In contrast, Birbonshi has no idea about Sandeshkhali – a common response among many lower income women Scroll encountered.
Vote bank
The Trinamool’s women-outreach using Lakshmir Bhandar is part of a long legacy of the party’s hold on Bengal’s woman vote. According to a post poll survey done by Lokniti at the Centre for the Study of Developing Societies, in the 2011 election that voted Banerjee into power, 49% of the Trinamool’s vote was female compared to 46% for the Left, 45% for the Congress and 44% for the BJP.
This edge was driven possibly by the fact that at least some women voters voted for Banerjee on gender identity. After she came to power, Banerjee turbocharged this connect, launching flagship schemes which were focused on women. Two of the Banerjee government’s biggest welfare schemes in her first term – cash incentives to students and bicycle distribution – were aimed at girls. Later, she would provide financial assistance to women getting married followed by, of course, income assistance in 2021 for all women in the form of Lakshmir Bhandar.
Class and Hindutva
Given so much of the Trinamool’s hold on the woman vote bank is based on the pull of welfare, it also varies by class. Twenty five-year old Deepannita Biswas says she has not even applied for Lakshmir Bhandar. “If I do, I will be beholden to the party,” she said. “And I do not want that given the party has been involved in anti-woman activities like Sandeshkhali.”
Part of the middle class in a small town in North 24 Parganas, Biswas is strongly influenced by Hindutva and repeats many of the BJP’s talking points. “Today Modi has taken India to the international stage,” she says. “Those are the things I will vote for, not some money.”
Aparna Khan, a housewife from Birbhum district, is angry with the Trinamool for Sandeshkhali. “There wouldn’t be so much violence when the Left was here,” she said. “We want to vote against this sort of hooliganism.”

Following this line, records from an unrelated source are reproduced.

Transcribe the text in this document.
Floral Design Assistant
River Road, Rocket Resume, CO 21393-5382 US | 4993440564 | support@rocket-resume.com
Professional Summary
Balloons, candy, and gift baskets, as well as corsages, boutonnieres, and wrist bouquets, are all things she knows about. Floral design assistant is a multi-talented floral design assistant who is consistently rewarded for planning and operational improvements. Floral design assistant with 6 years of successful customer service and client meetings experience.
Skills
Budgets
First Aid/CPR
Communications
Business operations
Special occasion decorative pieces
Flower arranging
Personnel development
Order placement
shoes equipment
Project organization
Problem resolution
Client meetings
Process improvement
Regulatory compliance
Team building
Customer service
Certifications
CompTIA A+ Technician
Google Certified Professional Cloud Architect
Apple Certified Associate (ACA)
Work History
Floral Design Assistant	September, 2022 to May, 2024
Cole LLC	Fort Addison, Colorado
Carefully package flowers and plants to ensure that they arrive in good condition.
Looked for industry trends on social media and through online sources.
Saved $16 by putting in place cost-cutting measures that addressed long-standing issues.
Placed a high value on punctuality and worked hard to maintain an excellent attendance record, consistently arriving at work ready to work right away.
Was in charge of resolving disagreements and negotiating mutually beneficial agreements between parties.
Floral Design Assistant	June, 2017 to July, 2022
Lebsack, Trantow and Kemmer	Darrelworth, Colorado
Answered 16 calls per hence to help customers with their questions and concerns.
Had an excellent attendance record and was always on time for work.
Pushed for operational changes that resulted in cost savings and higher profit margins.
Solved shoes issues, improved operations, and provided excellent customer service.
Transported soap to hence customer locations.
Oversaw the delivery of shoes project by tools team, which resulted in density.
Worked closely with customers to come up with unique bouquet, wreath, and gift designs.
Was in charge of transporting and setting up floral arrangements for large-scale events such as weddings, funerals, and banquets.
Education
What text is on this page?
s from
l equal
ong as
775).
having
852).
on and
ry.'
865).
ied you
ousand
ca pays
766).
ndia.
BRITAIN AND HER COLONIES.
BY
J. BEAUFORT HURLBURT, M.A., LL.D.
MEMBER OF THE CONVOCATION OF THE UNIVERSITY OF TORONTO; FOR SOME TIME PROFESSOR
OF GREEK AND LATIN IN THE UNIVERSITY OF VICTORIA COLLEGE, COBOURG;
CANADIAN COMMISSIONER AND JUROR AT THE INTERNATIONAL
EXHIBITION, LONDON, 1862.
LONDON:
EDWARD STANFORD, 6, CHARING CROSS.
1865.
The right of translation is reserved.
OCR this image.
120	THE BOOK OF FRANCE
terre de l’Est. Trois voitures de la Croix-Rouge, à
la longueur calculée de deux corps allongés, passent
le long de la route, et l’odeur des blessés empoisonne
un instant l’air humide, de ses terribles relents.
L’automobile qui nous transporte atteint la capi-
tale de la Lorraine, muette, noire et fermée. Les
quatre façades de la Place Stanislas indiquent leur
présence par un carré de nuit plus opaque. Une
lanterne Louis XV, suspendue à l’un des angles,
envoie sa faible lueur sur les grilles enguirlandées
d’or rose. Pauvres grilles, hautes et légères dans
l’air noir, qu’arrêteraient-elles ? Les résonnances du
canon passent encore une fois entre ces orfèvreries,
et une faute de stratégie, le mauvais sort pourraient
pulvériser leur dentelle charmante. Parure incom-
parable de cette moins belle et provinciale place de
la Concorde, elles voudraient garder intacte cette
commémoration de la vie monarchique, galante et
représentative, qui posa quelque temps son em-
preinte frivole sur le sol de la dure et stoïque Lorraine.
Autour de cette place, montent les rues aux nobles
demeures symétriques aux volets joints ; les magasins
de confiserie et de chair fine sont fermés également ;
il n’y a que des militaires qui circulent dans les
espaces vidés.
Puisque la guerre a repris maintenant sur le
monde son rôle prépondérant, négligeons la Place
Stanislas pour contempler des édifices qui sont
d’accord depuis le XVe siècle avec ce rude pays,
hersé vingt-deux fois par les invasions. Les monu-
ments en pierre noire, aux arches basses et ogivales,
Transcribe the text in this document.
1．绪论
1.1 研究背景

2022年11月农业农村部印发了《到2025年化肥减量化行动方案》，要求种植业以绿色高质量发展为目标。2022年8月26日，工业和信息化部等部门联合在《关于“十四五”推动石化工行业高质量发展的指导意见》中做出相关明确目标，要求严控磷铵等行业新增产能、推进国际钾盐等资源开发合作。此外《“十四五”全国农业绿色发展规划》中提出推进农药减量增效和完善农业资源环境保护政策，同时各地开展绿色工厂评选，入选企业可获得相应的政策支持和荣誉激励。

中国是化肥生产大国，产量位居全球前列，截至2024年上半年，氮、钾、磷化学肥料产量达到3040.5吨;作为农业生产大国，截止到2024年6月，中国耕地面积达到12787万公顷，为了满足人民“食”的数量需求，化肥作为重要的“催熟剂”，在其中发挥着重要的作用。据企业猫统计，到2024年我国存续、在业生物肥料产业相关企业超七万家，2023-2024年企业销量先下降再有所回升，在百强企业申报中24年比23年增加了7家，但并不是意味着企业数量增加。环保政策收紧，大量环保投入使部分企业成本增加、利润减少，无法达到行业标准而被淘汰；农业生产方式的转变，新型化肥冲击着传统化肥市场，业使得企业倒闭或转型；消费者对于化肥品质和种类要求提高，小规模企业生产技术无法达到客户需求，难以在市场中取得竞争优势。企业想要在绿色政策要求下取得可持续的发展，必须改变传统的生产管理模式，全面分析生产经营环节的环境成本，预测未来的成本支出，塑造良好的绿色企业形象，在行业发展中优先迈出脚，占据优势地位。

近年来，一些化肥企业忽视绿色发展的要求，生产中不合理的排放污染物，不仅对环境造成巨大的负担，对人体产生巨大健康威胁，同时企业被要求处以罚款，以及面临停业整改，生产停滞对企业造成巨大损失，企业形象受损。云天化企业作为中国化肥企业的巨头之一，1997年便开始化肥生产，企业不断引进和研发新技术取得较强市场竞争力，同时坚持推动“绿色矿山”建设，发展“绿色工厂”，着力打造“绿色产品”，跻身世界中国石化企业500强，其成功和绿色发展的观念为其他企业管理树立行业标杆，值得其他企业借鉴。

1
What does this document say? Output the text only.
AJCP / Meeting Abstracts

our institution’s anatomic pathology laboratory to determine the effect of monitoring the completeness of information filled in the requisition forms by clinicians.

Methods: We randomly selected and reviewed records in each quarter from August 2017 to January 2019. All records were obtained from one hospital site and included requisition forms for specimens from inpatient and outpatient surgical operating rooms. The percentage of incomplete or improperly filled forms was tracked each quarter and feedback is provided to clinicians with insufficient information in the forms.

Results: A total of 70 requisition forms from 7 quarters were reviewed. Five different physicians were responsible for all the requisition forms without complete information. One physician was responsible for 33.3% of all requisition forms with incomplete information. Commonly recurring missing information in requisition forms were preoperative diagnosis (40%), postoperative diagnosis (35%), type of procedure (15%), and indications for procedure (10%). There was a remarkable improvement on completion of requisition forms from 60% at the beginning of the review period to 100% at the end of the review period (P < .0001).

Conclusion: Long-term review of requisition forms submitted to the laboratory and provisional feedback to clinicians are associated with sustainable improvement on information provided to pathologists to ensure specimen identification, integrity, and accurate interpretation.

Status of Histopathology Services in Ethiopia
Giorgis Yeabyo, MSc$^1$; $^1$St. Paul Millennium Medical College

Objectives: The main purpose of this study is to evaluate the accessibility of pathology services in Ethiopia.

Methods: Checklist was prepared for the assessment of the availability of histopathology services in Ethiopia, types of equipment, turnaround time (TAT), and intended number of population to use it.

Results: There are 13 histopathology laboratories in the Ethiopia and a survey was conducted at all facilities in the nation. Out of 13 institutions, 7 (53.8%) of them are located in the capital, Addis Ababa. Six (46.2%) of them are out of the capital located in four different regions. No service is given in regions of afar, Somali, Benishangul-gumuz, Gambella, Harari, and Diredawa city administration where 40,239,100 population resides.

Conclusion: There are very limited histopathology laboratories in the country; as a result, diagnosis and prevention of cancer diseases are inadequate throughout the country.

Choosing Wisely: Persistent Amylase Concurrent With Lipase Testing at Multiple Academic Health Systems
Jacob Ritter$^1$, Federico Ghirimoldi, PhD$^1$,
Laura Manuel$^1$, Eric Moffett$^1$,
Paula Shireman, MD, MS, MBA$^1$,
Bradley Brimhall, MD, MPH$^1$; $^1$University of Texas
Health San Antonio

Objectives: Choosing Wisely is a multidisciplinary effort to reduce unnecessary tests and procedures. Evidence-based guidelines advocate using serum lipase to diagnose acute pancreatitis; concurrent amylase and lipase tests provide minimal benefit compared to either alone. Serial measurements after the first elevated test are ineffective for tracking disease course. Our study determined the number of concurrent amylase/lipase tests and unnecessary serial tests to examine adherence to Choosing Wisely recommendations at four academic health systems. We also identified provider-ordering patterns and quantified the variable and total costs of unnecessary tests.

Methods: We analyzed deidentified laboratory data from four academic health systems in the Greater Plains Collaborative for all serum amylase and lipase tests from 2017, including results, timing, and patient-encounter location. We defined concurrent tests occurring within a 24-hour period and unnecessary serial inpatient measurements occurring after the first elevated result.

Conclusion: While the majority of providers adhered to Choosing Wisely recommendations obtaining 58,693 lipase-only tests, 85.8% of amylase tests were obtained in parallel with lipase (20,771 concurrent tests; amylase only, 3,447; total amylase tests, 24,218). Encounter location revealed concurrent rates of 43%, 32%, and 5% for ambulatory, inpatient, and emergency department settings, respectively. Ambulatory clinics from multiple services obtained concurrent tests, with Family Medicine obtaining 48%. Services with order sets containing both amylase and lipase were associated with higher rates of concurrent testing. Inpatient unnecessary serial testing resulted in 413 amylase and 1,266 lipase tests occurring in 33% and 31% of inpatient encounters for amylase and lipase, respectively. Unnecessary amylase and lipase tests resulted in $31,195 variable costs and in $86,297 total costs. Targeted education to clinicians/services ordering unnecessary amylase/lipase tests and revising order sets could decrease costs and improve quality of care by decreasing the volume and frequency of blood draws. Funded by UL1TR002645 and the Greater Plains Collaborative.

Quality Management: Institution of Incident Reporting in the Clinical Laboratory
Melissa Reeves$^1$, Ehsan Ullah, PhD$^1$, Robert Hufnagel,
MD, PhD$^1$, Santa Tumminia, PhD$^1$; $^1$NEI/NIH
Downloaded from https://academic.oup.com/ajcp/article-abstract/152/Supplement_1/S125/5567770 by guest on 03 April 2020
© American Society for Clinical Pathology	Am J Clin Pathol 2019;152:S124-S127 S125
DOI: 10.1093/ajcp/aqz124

However, she also appreciates the support that Lakshmir Bhandar provides – but without it letting it affect her vote for the BJP. “The next government will also give [Lakshmir Bhandar],” she said, with a smile, when asked if she fears the loss of the money in case the Trinamool loses office in the future.
Old tricks
Maya Mondal runs a general store along with her husband in Nadia district. The couple are strong supporters of the BJP and, like Deepannita Biswas, included by the BJP’s talking points. “We need Modi to protect the country,” she said.
Mondal avails of Lakshmir Bhandar but it is clear that the money is a small portion of her family income and easily overridden in importance when it comes to the vote.
She has heard of Sandeskhali but is only vaguely aware of the details. Her husband, Montu, on the other hand, jumps in at this point to tell Scroll he does not believe all the allegations. “Sandeshkhali is 12 annas truth and four annas false,” he said, referring idiomatically to the British Indian rupee, which was divided into 16 annas. “The land grab allegations might be true but I think there is some politics over women’s safety.”
His views come even as a videos emerge allegedly showing local BJP functionaries claiming that rape allegations in Sandeshkhali were untrue. On May 9, one of the three women who had accused functionaries of the Trinamool Congress of rape, withdrew her complaint.
This scepticism, however, makes little difference to the Mondals’ vote which is strongly driven by Hindutva. “The Trinamool is a Muslim party,” Montu Mondal says. “If they are allowed to remain in power, Muslims will sit on our heads.”
Sandeshkhali might have generated a media storm, but as the Mondals demonstrate, the BJP will have to depend on its old strengths to actually get votes and wean women away from the Trinamool and its welfare apparatus.